John writes a Gospel with a lower concentration of citations and allusions, but a higher percentage of “images and figures from Israel’s Scripture” (ibid.). In this way, John not only differs from the other Gospels by his (seemingly) more explicit statements about Christ’s deity; he also employs a different narratival approach. To be sure, he does cite the Old Testament, especially in the second half of his book, (“in order that the Scripture might be fulfilled,” 12:37–40; 13:18; 15:24–25; 17:12; 19:23–24, 28–29, 36–37), but the overall effect of his Gospel is more visual than Matthew, Mark, or Luke.

For John, therefore, he ‘sees’ more of Jesus in the Old Testament. While Luke records Jesus saying that he interpreted in the Law and the Prophets all the things about himself (24:27), Jesus in John’s Gospel goes further: the whole of the Old Testament speaks of Jesus (John 5:39). As Hays puts it, “John understands Scripture as a huge web of christological signifiers [i.e., symbols] generated by the pretemporal Logos as intimations of his truth and glory” (343).

In John’s narrative, the temple becomes a figural sign for Jesus’ body. . . . Jesus body is now the place where God dwells, the place where atonement for sin occurs, . . . the great feasts of Israel’s worship are newly seen, in retrospect, to be replete with signs and symbols of Jesus, . . . even Israel itself becomes a figural anticipation of Jesus, who is now revealed as the true Vine. (344)

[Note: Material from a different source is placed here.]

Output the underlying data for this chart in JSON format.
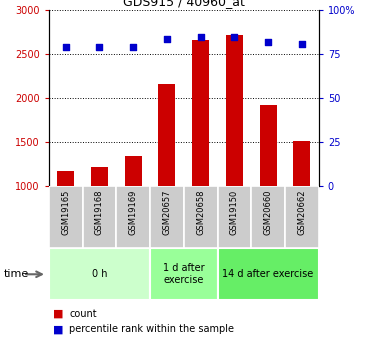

Summarizing his observations, Hays says, “All creation,” in John’s Gospel, “breathes with his Life” (344). Indeed, John describes Jesus in visual terms where the symbols of the Old Testament become a kaleidoscope of shapes and colors that find their full substance in Christ. Such a reading of John recognizes the ways he is “reading backwards,” to use Hays language, but it also emphasizes the way in which the sovereign Lord painted word-pictures in Israel that had their telos in Christ. Yes, much of the Old Testament is only now visible in the light of Christ, but as it was written the Spirit of Christ was framing the tabernacle and shaping the individuals, such that their lives foreshadowed Christ.

Therefore together, the Old and the New, paint a picture of who Jesus Christ is. The Old forms the mold into which he was poured, figuratively speaking. The New provides ample proof that he is the One to whom all the Scriptures foretold, and in John’s case, prefigured.

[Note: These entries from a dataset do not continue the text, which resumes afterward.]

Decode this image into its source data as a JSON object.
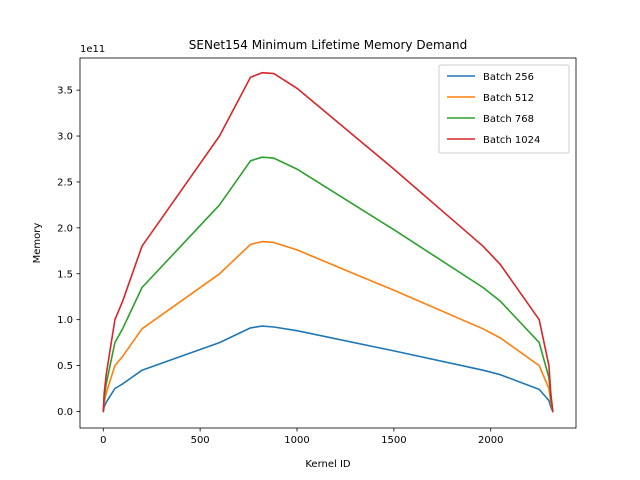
{
  "chart_data": {
    "type": "line",
    "title": "SENet154 Minimum Lifetime Memory Demand",
    "xlabel": "Kernel ID",
    "ylabel": "Memory",
    "y_offset_label": "1e11",
    "y_scale_factor": 100000000000,
    "xlim": [
      -120,
      2440
    ],
    "ylim": [
      -0.18,
      3.85
    ],
    "xticks": [
      0,
      500,
      1000,
      1500,
      2000
    ],
    "yticks": [
      0.0,
      0.5,
      1.0,
      1.5,
      2.0,
      2.5,
      3.0,
      3.5
    ],
    "xtick_labels": [
      "0",
      "500",
      "1000",
      "1500",
      "2000"
    ],
    "ytick_labels": [
      "0.0",
      "0.5",
      "1.0",
      "1.5",
      "2.0",
      "2.5",
      "3.0",
      "3.5"
    ],
    "grid": false,
    "legend_placement": "top-right",
    "series": [
      {
        "name": "Batch 256",
        "color": "#1f77b4",
        "x": [
          0,
          5,
          15,
          30,
          60,
          100,
          200,
          400,
          600,
          760,
          820,
          880,
          1000,
          1500,
          1960,
          2050,
          2250,
          2300,
          2310,
          2320
        ],
        "y": [
          0.0,
          0.05,
          0.1,
          0.15,
          0.25,
          0.3,
          0.45,
          0.6,
          0.75,
          0.91,
          0.93,
          0.92,
          0.88,
          0.66,
          0.45,
          0.4,
          0.24,
          0.12,
          0.05,
          0.0
        ]
      },
      {
        "name": "Batch 512",
        "color": "#ff7f0e",
        "x": [
          0,
          5,
          15,
          30,
          60,
          100,
          200,
          400,
          600,
          760,
          820,
          880,
          1000,
          1500,
          1960,
          2050,
          2250,
          2300,
          2310,
          2320
        ],
        "y": [
          0.0,
          0.1,
          0.2,
          0.3,
          0.5,
          0.6,
          0.9,
          1.2,
          1.5,
          1.82,
          1.85,
          1.84,
          1.76,
          1.32,
          0.9,
          0.8,
          0.5,
          0.25,
          0.1,
          0.0
        ]
      },
      {
        "name": "Batch 768",
        "color": "#2ca02c",
        "x": [
          0,
          5,
          15,
          30,
          60,
          100,
          200,
          400,
          600,
          760,
          820,
          880,
          1000,
          1500,
          1960,
          2050,
          2250,
          2300,
          2310,
          2320
        ],
        "y": [
          0.0,
          0.15,
          0.3,
          0.45,
          0.75,
          0.9,
          1.35,
          1.8,
          2.25,
          2.73,
          2.77,
          2.76,
          2.64,
          1.98,
          1.35,
          1.2,
          0.75,
          0.37,
          0.15,
          0.0
        ]
      },
      {
        "name": "Batch 1024",
        "color": "#d62728",
        "x": [
          0,
          5,
          15,
          30,
          60,
          100,
          200,
          400,
          600,
          760,
          820,
          880,
          1000,
          1500,
          1960,
          2050,
          2250,
          2300,
          2310,
          2320
        ],
        "y": [
          0.0,
          0.2,
          0.4,
          0.6,
          1.0,
          1.2,
          1.8,
          2.4,
          3.0,
          3.64,
          3.69,
          3.68,
          3.52,
          2.64,
          1.8,
          1.6,
          1.0,
          0.5,
          0.2,
          0.0
        ]
      }
    ]
  }
}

Final Thoughts: Watching for Hermeneutical Tendencies

Growing up an athlete who only read basketball biographies—a few things have changed since my conversion—I close with a sports metaphor to capture the way we might read the Gospels.

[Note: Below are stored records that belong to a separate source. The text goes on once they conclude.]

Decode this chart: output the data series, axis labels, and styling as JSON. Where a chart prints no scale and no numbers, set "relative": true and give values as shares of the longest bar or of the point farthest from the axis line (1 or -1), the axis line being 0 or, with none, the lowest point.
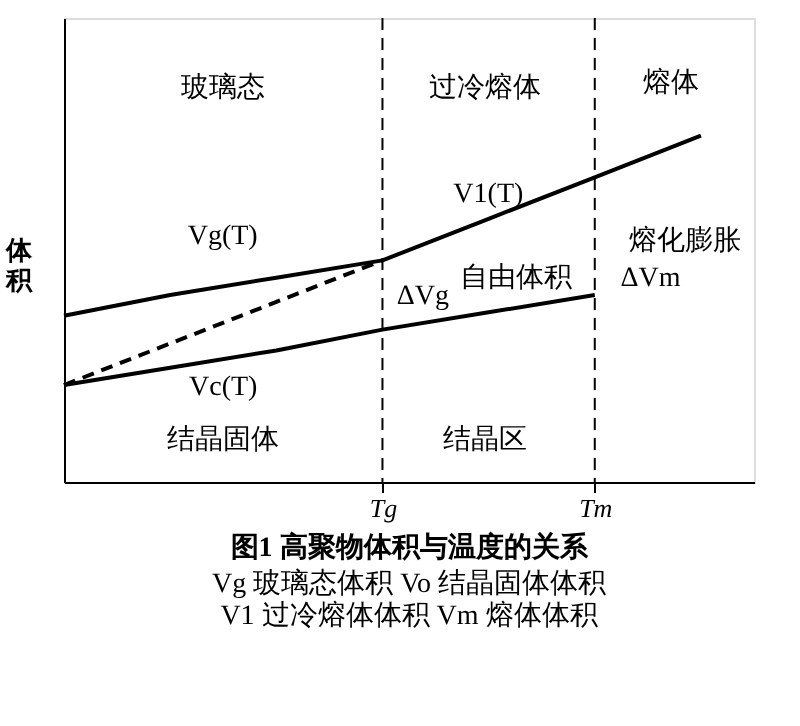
{
  "chart_data": {
    "type": "line",
    "relative": true,
    "title": "图1 高聚物体积与温度的关系",
    "ylabel": "体积",
    "tick_labels": "x",
    "grid": false,
    "marker": "none",
    "categories": [
      null,
      null,
      null,
      "Tg",
      null,
      "Tm",
      null
    ],
    "series": [
      {
        "color": "#000000",
        "line_style": "solid",
        "values": [
          0.48,
          0.54,
          0.59,
          0.64,
          0.76,
          0.88,
          1.0
        ]
      },
      {
        "name": "Vc(T)",
        "color": "#000000",
        "line_style": "solid",
        "values": [
          0.28,
          0.33,
          0.38,
          0.44,
          0.49,
          0.54,
          null
        ]
      },
      {
        "color": "#000000",
        "line_style": "dashed",
        "values": [
          0.28,
          0.4,
          0.52,
          0.64,
          null,
          null,
          null
        ]
      }
    ],
    "ref_lines": [
      {
        "axis": "x",
        "value": "Tg",
        "line_style": "dashed",
        "color": "#000000"
      },
      {
        "axis": "x",
        "value": "Tm",
        "line_style": "dashed",
        "color": "#000000"
      }
    ],
    "annotations": [
      "玻璃态",
      "过冷熔体",
      "熔体",
      "结晶固体",
      "结晶区",
      "ΔVg",
      "自由体积",
      "熔化膨胀",
      "ΔVm",
      "Vg(T)",
      "V1(T)",
      "Vg 玻璃态体积  Vo 结晶固体体积",
      "V1 过冷熔体体积  Vm 熔体体积"
    ]
  }
}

In football (and other sports) players watch game film to identify ‘tendencies’ in the other team. With equal attention, we should come to the Evangelists to see what sort of intertextual ‘tendencies’ they employ. As we have seen, each Gospel cites copiously the Old Testament, but each in different ways. Matthew is a legal expert, citing chapter and verse; Mark is more subtle and allusive; Luke is a storyteller; and John paints with words and symbols.

Learning these tendencies helps us compare and contrast each Gospel and rightly understand their individual messages. More broadly too, there are benefits to rightly discerning different literary techniques with regards to typology and intertextuality. Accordingly, faithful interpreters must avoid reducing legitimate typology to one author. Rather, we should endeavor to synthesize and allow for differences in approach. Likewise, a genuine, biblical Christology emerges only when the collective message of all four Gospels (plus the rest of the canon) are read in context, together. Again, we must read each author on their own terms. Only then can we properly weigh and synthesize our dogmatic conclusions.

All in all, Richard Hays does an invaluable service for the church when he takes pains to show the ways each Gospel writer employs the Old Testament. It heightens our love for Christ and widens our understanding of the biblical corpus. For that reason, I encourage you to read his book. And more to read the Gospels, listening (and watching) for the way they use Scripture.